In the current study, circRAD23B was identified as an upregulated molecule in CRC tissue samples and cells compared with the relative control tissues and cells. CircRAD23B was more stable than linear RAD23B after the treatment of RNase R in CRC cells. Our cellular experiments further demonstrated that the low expression of circRAD23B induced the inhibition of CRC cell proliferation, cell cycle progression, cell migration and invasion along with the increased cell apoptosis. These results supported that circRAD23B downregulation motivated the antitumor response in CRC developing process.

CircRNAs have the sponge effects on miRNAs via the molecular interaction [26,27,28]. Intriguingly, we found that circRAD23B exerted the negatively regulatory influences on miR-1205 in CRC cells. Bioinformatic analysis and dual-luciferase reporter assay revealed the binding between circRAD23B and miR-1205. Moreover, circRAD23B was suggested to act in CRC cells depending on its sponge function for miR-1205. MiR-1205 is a regulatory molecule with antitumor response in laryngeal squamous cell carcinoma via targeting E2F1 [29] and in glioma via inhibiting BATF3 [30]. In addition to the identification of CRKL as a downstream gene for miR-1205 in CRC [12], the other targets of miR-1205 remain to be discovered. Herein, miR-1205 was able to target TRIM44 and directly repressed the expression of TRIM44 in CRC cells. Moreover, the reverted assays revealed that miR-1205 played as an inhibitor in the progression of CRC by downregulating TRIM44.

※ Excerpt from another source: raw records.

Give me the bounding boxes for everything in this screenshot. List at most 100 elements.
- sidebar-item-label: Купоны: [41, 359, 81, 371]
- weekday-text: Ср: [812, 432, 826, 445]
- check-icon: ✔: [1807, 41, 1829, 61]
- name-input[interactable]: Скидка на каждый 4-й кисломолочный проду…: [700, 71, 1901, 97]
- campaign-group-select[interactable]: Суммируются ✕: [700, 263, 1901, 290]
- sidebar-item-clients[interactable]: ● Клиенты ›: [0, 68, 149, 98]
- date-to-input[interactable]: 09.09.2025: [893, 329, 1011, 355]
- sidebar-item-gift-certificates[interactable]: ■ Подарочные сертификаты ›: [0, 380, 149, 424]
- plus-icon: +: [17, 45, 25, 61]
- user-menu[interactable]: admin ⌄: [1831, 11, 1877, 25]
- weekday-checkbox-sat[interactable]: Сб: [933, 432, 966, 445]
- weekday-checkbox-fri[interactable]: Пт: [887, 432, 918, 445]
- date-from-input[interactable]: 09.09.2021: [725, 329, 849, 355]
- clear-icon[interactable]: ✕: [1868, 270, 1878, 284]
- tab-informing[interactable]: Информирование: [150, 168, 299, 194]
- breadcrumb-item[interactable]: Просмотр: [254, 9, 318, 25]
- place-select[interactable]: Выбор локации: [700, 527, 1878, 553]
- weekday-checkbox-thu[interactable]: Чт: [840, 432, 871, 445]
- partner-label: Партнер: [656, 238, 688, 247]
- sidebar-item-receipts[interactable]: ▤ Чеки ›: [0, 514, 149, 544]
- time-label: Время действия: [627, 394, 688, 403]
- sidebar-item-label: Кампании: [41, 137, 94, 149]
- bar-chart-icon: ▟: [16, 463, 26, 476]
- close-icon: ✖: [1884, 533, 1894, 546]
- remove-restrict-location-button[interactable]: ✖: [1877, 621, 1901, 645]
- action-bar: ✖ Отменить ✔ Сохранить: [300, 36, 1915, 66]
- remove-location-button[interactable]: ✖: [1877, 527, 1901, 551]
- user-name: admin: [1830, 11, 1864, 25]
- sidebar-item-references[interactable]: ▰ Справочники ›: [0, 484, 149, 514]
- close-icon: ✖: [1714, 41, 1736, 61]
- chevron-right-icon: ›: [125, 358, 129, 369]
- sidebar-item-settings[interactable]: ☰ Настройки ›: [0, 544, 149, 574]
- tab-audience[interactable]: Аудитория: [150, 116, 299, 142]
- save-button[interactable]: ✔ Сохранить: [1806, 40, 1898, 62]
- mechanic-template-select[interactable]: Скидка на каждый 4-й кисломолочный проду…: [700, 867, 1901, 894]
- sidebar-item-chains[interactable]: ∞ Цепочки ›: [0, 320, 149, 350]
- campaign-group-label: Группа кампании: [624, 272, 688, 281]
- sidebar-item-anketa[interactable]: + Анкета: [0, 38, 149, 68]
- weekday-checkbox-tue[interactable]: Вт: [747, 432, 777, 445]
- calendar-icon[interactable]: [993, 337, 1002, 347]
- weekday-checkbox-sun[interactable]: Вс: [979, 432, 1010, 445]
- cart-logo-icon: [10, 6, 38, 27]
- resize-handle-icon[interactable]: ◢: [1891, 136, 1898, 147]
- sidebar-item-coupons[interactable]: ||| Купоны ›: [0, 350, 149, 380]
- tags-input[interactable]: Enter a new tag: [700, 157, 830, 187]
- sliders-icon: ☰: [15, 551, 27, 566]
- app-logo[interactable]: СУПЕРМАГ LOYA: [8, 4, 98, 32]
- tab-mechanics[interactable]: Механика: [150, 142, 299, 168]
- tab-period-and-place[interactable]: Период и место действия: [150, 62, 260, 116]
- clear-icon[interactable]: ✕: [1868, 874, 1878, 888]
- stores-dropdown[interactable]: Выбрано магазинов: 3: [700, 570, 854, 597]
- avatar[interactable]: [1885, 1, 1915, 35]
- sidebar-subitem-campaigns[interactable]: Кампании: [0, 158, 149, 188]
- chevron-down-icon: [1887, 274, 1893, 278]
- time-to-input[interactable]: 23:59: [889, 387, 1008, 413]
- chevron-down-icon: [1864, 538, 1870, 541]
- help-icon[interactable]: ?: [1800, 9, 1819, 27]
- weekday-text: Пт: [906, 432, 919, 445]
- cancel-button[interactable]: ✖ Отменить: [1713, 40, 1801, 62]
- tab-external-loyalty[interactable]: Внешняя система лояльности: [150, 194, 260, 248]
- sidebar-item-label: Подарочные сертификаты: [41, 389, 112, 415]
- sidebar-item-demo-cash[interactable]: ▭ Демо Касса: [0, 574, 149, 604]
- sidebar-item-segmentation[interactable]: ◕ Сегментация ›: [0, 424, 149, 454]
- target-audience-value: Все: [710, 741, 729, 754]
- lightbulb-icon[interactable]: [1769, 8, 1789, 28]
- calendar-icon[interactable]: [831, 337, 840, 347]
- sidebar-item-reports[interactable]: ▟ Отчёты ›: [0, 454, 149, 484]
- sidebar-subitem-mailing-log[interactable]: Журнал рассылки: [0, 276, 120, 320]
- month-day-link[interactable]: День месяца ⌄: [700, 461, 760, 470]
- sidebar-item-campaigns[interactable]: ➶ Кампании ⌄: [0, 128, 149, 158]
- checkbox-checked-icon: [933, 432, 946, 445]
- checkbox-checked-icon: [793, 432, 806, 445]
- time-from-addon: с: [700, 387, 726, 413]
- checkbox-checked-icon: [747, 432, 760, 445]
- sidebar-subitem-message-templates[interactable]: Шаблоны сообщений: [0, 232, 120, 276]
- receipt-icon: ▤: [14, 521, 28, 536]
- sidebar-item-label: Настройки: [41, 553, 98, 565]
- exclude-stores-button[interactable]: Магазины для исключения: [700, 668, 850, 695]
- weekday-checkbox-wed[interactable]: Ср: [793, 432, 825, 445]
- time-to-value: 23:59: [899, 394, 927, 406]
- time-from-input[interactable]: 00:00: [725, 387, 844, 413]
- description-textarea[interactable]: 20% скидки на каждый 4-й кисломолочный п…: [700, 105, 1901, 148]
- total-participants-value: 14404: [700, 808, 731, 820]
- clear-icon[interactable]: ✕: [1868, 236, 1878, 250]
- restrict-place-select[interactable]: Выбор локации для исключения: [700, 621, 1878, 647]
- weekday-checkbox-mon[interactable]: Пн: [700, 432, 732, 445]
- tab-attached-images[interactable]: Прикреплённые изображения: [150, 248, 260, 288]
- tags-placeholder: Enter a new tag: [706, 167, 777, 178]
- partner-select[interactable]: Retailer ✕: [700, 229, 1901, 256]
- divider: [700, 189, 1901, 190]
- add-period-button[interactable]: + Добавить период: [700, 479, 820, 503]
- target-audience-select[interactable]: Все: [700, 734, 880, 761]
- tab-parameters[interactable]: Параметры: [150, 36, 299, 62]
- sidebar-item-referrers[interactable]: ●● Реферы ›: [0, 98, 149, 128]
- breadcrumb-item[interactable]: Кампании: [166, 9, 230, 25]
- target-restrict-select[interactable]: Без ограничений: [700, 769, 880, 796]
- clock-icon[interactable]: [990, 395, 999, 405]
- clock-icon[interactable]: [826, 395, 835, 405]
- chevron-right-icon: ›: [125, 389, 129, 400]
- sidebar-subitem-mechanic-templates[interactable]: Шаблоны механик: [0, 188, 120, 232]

TRIM44 has been considered as a carcinogen in many common cancers, including renal cell carcinoma [31], glioma [32], cervical cancer [33], and CRC [13]. Ji et al. asserted that long ncRNA DUXAP8 facilitated nonsmall cell lung cancer development via upregulating TRIM44 by modulating miR-498 [34]. Sun et al. clarified that LINC00265 activated the glycolytic process of CRC through the miR-216b-5p/TRIM44 axis [35]. The regulation of circRNA on TRIM44 is unreported in previous studies. In this chapter, circRAD23B was proved to regulate TRIM44 in a positive manner via targeting miR-1205, exhibiting the circRAD23B/miR-1205/TRIM44 signal axis in CRC. The further in vivo experiments again confirmed that the downregulation of circRAD23B repressed tumor growth via the modulation of miR-1205/TRIM44 axis.

Conclusion

Taken together, all these results manifested that knockdown of circRAD23B targeted the miR-1205/TRIM44 axis to suppress the progression of CRC. CircRAD23B can be used as a reliable target for CRC diagnosis, and circRAD23B inhibition may contribute to the therapeutic development of CRC as an effective antitumor option.